Вера Фигнер - После Шлиссельбурга
За месяц я перевидала несколько десятков этой молодежи. Они приходили; сестра поила их чаем и угощала тем, что случалось под рукой; они рассказывали, за что попали в ссылку, о своей жизни в ней, и, побеседовав часа полтора, спешили продолжать путь; мы тепло расставались, чтоб уж никогда не встретиться, — так далеко они должны были рассыпаться по лицу земли русской.
Таким образом, этот первый месяц, от 18 ноября до 20 декабря, я имела не одну минуту удовольствия от встреч с новыми молодыми товарищами, приносившими мне привет и ласку. Их молодость и бодрость радовали и заражали верой в будущее нашей родины.

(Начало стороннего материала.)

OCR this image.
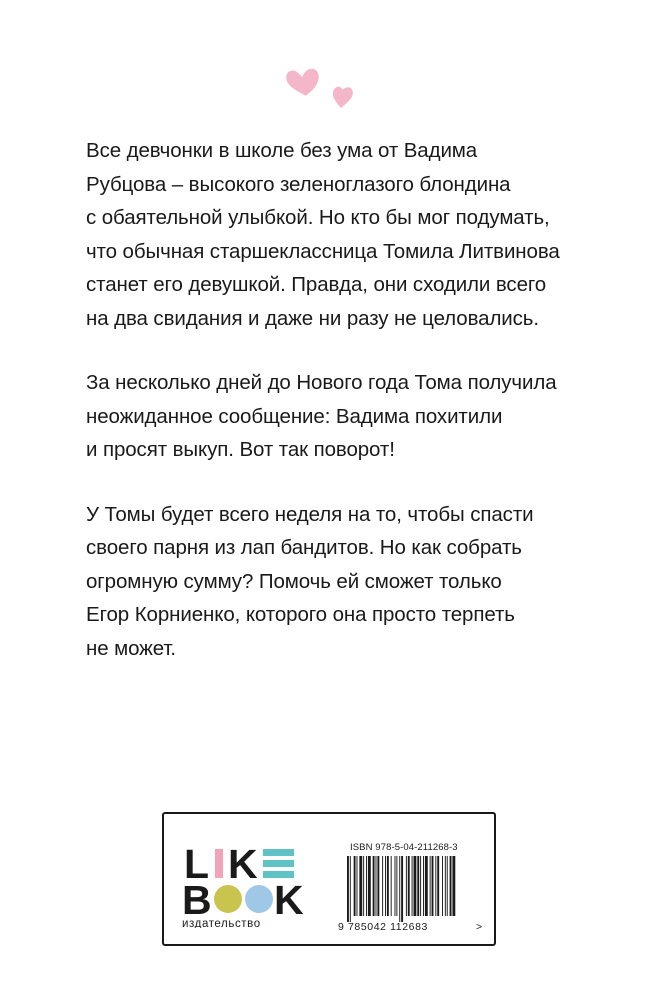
Все девчонки в школе без ума от Вадима
Рубцова – высокого зеленоглазого блондина
с обаятельной улыбкой. Но кто бы мог подумать,
что обычная старшеклассница Томила Литвинова
станет его девушкой. Правда, они сходили всего
на два свидания и даже ни разу не целовались.

За несколько дней до Нового года Тома получила
неожиданное сообщение: Вадима похитили
и просят выкуп. Вот так поворот!

У Томы будет всего неделя на то, чтобы спасти
своего парня из лап бандитов. Но как собрать
огромную сумму? Помочь ей сможет только
Егор Корниенко, которого она просто терпеть
не может.

L K
B K
издательство
ISBN 978-5-04-211268-3
9 785042 112683	>
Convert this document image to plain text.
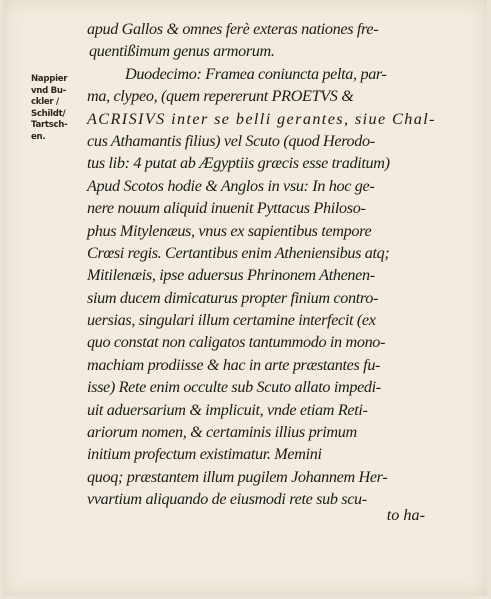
Nappier
vnd Bu-
ckler /
Schildt/
Tartsch-
en.
apud Gallos & omnes ferè exteras nationes fre-
quentißimum genus armorum.
Duodecimo: Framea coniuncta pelta, par-
ma, clypeo, (quem repererunt PROETVS &
ACRISIVS inter se belli gerantes, siue Chal-
cus Athamantis filius) vel Scuto (quod Herodo-
tus lib: 4 putat ab Ægyptiis græcis esse traditum)
Apud Scotos hodie & Anglos in vsu: In hoc ge-
nere nouum aliquid inuenit Pyttacus Philoso-
phus Mitylenæus, vnus ex sapientibus tempore
Crœsi regis. Certantibus enim Atheniensibus atq;
Mitilenæis, ipse aduersus Phrinonem Athenen-
sium ducem dimicaturus propter finium contro-
uersias, singulari illum certamine interfecit (ex
quo constat non caligatos tantummodo in mono-
machiam prodiisse & hac in arte præstantes fu-
isse) Rete enim occulte sub Scuto allato impedi-
uit aduersarium & implicuit, vnde etiam Reti-
ariorum nomen, & certaminis illius primum
initium profectum existimatur. Memini
quoq; præstantem illum pugilem Johannem Her-
vvartium aliquando de eiusmodi rete sub scu-
to ha-
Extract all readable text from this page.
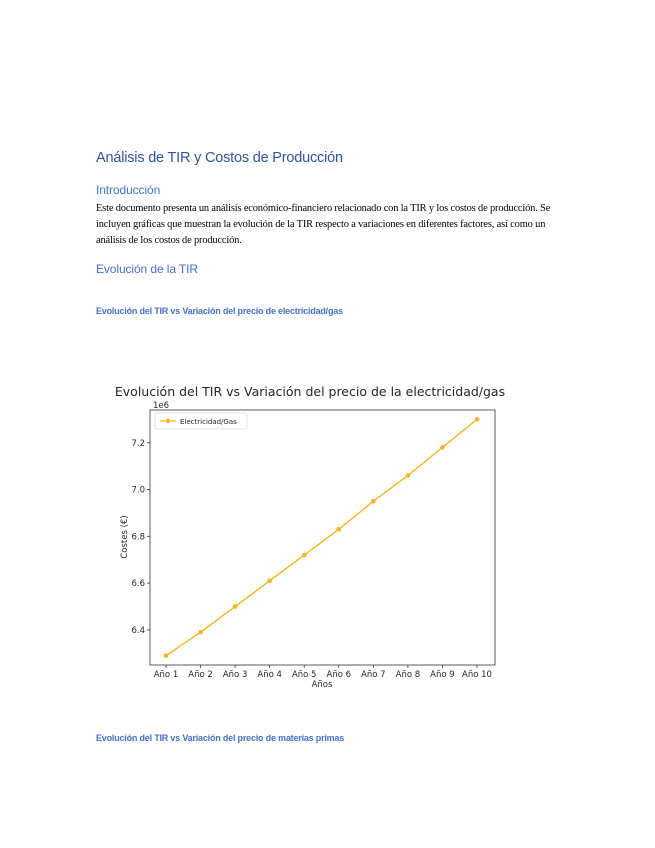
Análisis de TIR y Costos de Producción
Introducción

Este documento presenta un análisis económico-financiero relacionado con la TIR y los costos de producción. Se incluyen gráficas que muestran la evolución de la TIR respecto a variaciones en diferentes factores, así como un análisis de los costos de producción.

Evolución de la TIR

Evolución del TIR vs Variación del precio de electricidad/gas

Evolución del TIR vs Variación del precio de la electricidad/gas
1e6
Costes (€)
Años
6.4
6.6
6.8
7.0
7.2
Año 1 Año 2 Año 3 Año 4 Año 5 Año 6 Año 7 Año 8 Año 9 Año 10
Electricidad/Gas

Evolución del TIR vs Variación del precio de materias primas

Теперь было не то. Поток ссыльных прекратился, сестры уехали, и я оставалась одна в шести верстах от Белого моря. Одних неистовых ветров с моря было достаточно, чтобы расстроить нервы. Они свирепствовали, главным образом, по ночам и порой совершенно не давали спать. Если в первой квартире ветер шелестел обоями, которые отстали от стен, то маленький домик со множеством окон он пронизывал насквозь; он колыхал занавески, повешенные вместо дверей, и, казалось, готов был сорвать домик с земли и умчать в море. К одной из наружных стен был прикреплен высокий шест, на котором весной хотели поставить скворешницу; этот шест при каждом порыве бури скрипел, как мачта на судне. И мне мерещились волны, оборванные паруса и море, готовое поглотить меня.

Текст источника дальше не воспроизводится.